Une femme s’engage entre les barrières du point de contrôle du pont de Paris, à côté des Halles : « C’est fatiguant d’être contrôlée alors que si un terroriste veut commettre un attentat il y arrive. » « Il y a des failles, tout le monde les identifie. On peut entrer dans le centre-ville avant l’installation des barrages par exemple », abonde Youssef El Arbaoui. Le créateur de Citadelle Surveillance est aussi un ancien fonctionnaire du ministère de l’Intérieur chargé de questions de sécurité :

« Ces points de contrôle sont là pour donner un sentiment de sécurité. En réalité, les attentats on les évite grâce aux services de renseignements qui font de la prévention en repérant des personnes qui se radicalisent. Ce n’est pas le rôle des agents de sécurité privée. Si une personne devait ouvrir le feu, ce sont les policiers et les gendarmes armés qui interviendraient. »
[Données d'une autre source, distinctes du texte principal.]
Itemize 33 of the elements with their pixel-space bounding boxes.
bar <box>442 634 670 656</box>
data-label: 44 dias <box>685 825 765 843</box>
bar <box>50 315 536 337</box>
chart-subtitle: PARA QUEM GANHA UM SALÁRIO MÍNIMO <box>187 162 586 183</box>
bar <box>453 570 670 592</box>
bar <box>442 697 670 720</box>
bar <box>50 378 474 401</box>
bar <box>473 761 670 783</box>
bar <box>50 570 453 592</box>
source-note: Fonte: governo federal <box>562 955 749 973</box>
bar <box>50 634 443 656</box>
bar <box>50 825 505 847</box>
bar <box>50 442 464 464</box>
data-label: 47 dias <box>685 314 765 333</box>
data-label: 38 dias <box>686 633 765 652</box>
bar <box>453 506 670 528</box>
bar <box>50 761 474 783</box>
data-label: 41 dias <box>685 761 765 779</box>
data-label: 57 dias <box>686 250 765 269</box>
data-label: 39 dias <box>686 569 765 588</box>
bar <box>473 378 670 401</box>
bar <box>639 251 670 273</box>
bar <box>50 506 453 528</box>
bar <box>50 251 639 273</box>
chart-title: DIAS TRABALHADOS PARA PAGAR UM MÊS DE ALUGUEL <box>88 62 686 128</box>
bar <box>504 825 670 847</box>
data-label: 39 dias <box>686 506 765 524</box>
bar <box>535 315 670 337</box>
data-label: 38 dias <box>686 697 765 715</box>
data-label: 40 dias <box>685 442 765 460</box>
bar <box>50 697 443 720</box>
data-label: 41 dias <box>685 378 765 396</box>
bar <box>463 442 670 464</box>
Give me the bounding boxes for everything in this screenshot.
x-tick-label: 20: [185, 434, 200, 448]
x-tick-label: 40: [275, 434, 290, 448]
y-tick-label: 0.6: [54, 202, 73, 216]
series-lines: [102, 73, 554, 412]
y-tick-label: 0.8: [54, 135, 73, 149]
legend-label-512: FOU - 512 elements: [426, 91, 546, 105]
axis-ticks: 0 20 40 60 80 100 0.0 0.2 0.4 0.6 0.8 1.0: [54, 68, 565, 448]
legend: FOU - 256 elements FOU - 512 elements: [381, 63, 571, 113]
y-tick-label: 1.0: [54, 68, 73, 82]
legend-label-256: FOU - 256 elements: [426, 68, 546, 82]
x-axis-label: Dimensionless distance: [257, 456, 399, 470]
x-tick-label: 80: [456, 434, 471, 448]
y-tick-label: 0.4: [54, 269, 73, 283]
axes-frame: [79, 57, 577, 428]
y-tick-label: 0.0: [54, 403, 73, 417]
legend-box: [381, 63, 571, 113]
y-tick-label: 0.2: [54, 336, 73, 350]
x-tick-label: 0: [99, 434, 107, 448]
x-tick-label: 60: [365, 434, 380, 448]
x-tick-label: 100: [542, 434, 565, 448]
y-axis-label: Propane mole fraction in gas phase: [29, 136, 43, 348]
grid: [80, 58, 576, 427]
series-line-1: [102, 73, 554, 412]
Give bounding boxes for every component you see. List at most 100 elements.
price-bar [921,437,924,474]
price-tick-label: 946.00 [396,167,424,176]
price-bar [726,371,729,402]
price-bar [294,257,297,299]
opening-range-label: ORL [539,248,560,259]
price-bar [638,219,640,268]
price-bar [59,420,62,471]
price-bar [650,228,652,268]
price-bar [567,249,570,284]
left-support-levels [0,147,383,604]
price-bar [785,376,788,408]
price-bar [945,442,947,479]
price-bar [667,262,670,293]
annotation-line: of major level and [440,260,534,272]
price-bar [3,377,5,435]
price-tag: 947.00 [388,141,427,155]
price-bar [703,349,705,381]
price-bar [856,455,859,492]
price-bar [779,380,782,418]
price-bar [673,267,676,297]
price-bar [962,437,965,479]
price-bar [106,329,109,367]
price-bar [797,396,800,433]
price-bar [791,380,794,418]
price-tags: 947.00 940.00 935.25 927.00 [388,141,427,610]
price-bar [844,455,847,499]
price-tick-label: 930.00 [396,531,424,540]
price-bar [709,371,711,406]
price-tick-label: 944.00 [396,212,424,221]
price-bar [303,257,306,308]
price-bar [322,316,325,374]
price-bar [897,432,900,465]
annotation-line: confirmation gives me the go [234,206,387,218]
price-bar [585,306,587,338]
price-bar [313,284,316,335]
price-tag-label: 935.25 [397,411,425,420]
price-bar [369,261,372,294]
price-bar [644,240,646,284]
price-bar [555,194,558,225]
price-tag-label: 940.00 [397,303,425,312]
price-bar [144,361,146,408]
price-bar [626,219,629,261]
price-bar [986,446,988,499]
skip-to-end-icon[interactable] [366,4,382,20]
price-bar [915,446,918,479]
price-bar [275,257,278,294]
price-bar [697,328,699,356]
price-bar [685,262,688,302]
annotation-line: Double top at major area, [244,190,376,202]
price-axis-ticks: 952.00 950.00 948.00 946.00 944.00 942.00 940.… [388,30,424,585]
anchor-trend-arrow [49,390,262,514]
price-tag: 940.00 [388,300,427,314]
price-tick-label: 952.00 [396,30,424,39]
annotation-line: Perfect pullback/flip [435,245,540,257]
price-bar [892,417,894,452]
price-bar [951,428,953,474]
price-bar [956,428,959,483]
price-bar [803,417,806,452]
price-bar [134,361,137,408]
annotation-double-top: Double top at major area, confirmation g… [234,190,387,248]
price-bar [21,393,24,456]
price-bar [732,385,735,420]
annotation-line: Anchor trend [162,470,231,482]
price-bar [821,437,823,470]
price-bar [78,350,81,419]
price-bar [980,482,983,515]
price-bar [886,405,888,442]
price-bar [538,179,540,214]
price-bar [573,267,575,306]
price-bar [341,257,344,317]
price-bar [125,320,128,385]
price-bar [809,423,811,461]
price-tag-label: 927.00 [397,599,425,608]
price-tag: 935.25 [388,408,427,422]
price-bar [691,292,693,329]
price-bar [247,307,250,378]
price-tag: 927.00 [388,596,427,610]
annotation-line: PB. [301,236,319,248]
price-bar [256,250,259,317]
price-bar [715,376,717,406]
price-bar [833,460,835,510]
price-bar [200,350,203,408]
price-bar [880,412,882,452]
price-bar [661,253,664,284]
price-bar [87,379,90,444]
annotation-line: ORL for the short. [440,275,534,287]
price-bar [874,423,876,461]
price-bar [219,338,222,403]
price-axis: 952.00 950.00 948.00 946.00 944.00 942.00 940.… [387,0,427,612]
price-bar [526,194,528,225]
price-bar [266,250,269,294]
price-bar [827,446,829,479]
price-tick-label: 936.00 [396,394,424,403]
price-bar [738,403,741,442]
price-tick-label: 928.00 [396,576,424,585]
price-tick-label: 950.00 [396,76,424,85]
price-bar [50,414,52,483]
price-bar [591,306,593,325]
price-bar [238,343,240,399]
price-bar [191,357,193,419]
Une négociation entre la Ville et la préfecture

La préfecture du Bas-Rhin n’a pas donné suite aux interrogations de Rue89 Strasbourg sur le rôle concret des points de contrôle dans la sécurisation du Marché de Noël. Ce dernier coûte pourtant près d’un million d’euros d’argent public et a un fort impact sur les habitants.

L’élue Nadia Zourgui précise que « dés le début du mandat en 2020, la municipalité a négocié un assouplissement maximum des barrages avec la préfecture » : « Nous n’avons plus les contrôles systématiques. Mais avec la montée du plan Vigipirate et les événements internationaux, la préfète était obligée de conserver un gros dispositif. »

Un million d’euros d’argent public pour « donner un sentiment de sécurité » ?Photo : Fantasio Guipont

Bien que l’État n’hésite pas à avoir recours massivement aux agents de sécurité, il semble peu sensible à leur faible rémunération et à la pénibilité de leur travail. Le gouvernement s’inquiète cependant de ne pas avoir suffisamment de professionnels pour l’encadrement des Jeux Olympiques à Paris en 2024. « Les syndicats ont un moyen de pression avec les JO, peut-être qu’ils en profiteront pour obtenir des accords », espère Christophe.


Tous les ans, pendant un mois, le centre-ville de Strasbourg se pare de guirlandes et de chalets pour accueillir des millions de visiteurs. Fidèle à ses engagements, Rue89 Strasbourg raconte dans cette série « Derrière les lumières » les angles morts du Marché de Noël et met en exergue certaines de ses réalités.